Xiaomi AI Lab is developing a text-to-speech technology that would allow people with speech disorders to customise their voice for daily communications.
The project called “Own My Voice” seeks to provide a “spontaneous-style” text-to-speech technology, which essentially makes the synthesised voice sounds like a real person in its intonation, pause speed and other features. It hopes to replace the monotonous electronic voice with a more natural one.
Currently, this technology applies to many smart devices equipped with Xiaomi, the AI voice assistant of Xiaomi.
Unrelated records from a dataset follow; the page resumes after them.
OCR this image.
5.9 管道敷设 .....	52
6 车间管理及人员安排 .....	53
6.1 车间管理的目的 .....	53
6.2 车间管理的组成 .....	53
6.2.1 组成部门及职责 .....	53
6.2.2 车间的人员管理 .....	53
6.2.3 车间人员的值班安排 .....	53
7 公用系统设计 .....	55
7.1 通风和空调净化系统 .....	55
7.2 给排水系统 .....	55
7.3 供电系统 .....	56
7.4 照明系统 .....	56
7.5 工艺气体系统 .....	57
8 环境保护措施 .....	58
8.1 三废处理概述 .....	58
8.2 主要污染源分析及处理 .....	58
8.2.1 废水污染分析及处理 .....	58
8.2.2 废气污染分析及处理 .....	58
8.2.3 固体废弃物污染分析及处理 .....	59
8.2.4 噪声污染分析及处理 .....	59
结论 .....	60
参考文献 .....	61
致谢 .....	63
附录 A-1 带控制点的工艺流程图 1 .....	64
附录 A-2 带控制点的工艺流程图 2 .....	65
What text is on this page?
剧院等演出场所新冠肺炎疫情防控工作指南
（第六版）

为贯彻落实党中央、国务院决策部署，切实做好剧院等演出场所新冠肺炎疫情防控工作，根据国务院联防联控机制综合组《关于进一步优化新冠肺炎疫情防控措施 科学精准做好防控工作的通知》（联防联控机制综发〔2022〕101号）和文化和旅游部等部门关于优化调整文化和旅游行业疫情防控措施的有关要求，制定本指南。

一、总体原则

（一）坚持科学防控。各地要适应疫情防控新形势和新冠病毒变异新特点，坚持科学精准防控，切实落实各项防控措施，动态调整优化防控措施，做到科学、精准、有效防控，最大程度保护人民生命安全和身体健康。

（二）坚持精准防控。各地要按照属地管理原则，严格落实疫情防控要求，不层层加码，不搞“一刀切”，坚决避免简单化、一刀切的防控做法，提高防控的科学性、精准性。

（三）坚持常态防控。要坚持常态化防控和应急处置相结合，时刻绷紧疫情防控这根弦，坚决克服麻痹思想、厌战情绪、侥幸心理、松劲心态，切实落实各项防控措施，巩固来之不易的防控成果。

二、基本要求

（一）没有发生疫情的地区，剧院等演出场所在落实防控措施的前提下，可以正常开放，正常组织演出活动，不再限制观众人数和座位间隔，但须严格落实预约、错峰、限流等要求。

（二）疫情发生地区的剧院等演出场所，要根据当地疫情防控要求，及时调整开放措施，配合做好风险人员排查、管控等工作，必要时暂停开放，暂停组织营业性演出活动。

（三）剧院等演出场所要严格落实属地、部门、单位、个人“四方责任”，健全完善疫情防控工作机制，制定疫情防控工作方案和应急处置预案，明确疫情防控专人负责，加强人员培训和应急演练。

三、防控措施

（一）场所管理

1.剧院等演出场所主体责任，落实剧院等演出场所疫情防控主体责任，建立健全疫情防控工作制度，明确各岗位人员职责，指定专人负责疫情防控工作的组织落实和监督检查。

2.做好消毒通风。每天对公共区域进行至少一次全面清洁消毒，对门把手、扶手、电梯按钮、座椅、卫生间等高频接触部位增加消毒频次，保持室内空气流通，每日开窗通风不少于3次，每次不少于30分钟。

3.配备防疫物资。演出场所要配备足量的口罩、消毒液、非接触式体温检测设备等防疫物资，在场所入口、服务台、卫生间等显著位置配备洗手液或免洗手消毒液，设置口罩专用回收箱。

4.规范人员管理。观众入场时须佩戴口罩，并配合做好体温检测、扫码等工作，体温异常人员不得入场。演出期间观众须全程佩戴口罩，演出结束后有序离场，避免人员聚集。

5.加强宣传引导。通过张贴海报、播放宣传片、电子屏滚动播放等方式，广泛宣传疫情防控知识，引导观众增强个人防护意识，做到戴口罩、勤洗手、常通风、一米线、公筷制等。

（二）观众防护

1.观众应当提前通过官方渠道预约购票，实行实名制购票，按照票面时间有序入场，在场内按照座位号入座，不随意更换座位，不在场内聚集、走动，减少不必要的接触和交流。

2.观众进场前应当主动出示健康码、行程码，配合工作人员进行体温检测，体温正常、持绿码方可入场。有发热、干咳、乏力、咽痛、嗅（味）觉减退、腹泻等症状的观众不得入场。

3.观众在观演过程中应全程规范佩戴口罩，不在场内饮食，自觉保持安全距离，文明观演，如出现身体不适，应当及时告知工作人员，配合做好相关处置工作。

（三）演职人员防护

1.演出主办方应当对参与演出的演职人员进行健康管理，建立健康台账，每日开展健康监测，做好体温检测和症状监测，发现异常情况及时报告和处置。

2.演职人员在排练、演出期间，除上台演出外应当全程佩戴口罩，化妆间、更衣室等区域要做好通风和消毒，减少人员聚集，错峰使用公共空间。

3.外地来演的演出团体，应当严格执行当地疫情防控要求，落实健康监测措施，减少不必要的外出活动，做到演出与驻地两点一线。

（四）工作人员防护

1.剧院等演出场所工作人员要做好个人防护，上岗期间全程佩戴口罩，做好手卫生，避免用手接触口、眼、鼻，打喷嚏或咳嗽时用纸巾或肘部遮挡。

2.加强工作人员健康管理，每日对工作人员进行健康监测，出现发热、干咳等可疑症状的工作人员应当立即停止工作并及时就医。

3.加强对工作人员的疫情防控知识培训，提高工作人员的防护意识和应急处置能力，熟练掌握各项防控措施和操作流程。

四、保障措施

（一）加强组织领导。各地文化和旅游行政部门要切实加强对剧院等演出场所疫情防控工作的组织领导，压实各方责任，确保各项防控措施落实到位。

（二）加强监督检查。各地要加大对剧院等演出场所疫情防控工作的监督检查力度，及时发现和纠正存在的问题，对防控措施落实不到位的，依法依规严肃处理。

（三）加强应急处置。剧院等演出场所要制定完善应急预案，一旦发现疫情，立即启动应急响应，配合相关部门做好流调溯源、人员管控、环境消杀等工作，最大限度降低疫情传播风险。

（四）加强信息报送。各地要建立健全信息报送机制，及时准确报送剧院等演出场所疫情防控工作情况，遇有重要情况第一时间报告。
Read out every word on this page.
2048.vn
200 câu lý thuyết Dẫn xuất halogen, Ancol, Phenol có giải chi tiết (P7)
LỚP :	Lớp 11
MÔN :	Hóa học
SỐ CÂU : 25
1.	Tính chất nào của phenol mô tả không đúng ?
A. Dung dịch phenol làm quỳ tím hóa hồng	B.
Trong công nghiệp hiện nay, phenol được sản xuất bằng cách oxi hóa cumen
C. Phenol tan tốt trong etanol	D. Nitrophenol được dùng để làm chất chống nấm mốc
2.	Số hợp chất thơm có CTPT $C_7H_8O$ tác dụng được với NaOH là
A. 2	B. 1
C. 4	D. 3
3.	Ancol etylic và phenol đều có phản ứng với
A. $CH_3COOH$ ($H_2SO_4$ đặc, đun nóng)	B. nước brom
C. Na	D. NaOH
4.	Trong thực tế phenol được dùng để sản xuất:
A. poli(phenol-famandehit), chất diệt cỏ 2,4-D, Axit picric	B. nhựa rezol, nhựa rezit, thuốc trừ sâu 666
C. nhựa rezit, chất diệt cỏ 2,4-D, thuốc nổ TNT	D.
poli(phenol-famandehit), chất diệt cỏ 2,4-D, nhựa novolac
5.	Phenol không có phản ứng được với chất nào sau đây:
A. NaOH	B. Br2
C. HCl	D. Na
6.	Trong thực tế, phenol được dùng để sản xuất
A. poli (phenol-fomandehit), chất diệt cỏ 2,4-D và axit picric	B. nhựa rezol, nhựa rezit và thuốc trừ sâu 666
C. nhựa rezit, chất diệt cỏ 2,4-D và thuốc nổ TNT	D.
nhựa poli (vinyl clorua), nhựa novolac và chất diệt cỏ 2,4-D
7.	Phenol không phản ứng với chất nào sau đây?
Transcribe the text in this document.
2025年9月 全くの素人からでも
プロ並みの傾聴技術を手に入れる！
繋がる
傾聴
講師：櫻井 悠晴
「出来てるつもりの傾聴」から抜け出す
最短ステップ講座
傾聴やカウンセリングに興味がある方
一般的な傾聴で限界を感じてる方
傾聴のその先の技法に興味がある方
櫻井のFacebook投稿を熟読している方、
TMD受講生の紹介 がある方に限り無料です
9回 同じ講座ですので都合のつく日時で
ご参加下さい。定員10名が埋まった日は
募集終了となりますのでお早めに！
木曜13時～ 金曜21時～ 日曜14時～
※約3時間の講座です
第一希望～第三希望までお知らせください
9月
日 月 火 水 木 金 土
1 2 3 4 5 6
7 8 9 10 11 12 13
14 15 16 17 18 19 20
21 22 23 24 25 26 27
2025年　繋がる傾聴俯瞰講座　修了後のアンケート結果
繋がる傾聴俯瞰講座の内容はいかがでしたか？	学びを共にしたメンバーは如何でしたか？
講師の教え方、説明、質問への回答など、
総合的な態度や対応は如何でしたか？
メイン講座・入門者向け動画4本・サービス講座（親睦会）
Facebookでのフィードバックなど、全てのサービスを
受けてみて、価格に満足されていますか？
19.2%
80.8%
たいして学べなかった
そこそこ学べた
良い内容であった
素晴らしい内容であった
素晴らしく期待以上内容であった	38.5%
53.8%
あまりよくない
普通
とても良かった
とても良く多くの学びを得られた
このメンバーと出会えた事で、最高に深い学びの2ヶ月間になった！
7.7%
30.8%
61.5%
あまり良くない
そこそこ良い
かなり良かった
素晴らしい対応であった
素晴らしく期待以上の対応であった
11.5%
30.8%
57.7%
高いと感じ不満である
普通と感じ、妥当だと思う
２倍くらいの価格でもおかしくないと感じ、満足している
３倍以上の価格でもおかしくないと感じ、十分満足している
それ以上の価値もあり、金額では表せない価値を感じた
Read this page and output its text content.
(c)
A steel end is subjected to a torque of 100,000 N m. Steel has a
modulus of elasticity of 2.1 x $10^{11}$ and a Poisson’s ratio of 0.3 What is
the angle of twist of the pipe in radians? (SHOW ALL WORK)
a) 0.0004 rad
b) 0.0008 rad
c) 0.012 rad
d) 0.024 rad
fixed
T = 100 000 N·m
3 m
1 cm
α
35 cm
The "Own My Voice" project shows spontaneous style text-to-speech technology can also be widely adopted in accessibility areas and improve user experience.
“We are excited to explore multiple values that technology innovation brings to us, such as responding to users' demands for the self-identity and the construction of identity,” said Zhu Xi, technology committee topic convener on Tech for Good initiative at Xiaomi Corporation.
The backbone of the project is a group of speech technology experts from Xiaomi AI Lab, who have published 37 papers on speech at top international conferences, such as the International Conference on Acoustics, Speech, and Signal Processing (ICASSP).
Deploying voiceprint matching algorithm
To generate the most suitable and personalised voice for intended users, Xiaomi AI Lab gathered voices of 200 volunteers from within the company.
The project team then deploy voiceprint matching algorithm to match the features of donated voices with those of the recipient’s voice. Through this approach, they find the most suitable voice as the basic sound of voice reference for the recipient.
In consideration of personalisation and privacy protection, the chosen real voice is manipulated with complex acoustic modification to form a new and original sound of voice. After this, the Xiaomi project team use spontaneous style text-to-speech technology to train AI model to gradually gain a natural voice rhythm and intonation that can express the emotion and the tone of a human.
"If we notice and address the needs of minority groups at an early stage, the process of technology diffusion could be greatly shortened. This allows the benefits of new technologies to become accessible to users with special needs without delay,” said Zhu Xi.
The "Own My Voice" project combines a variety of advanced algorithms with Xiaomi's self-developed speech technology to ensure the specificity, safety, and high-level of authenticity of the synthesised voice.
Moving forward, Xiaomi will continue receiving feedback from the voice recipient, and further study the feasibility of this project for a wider range of applications.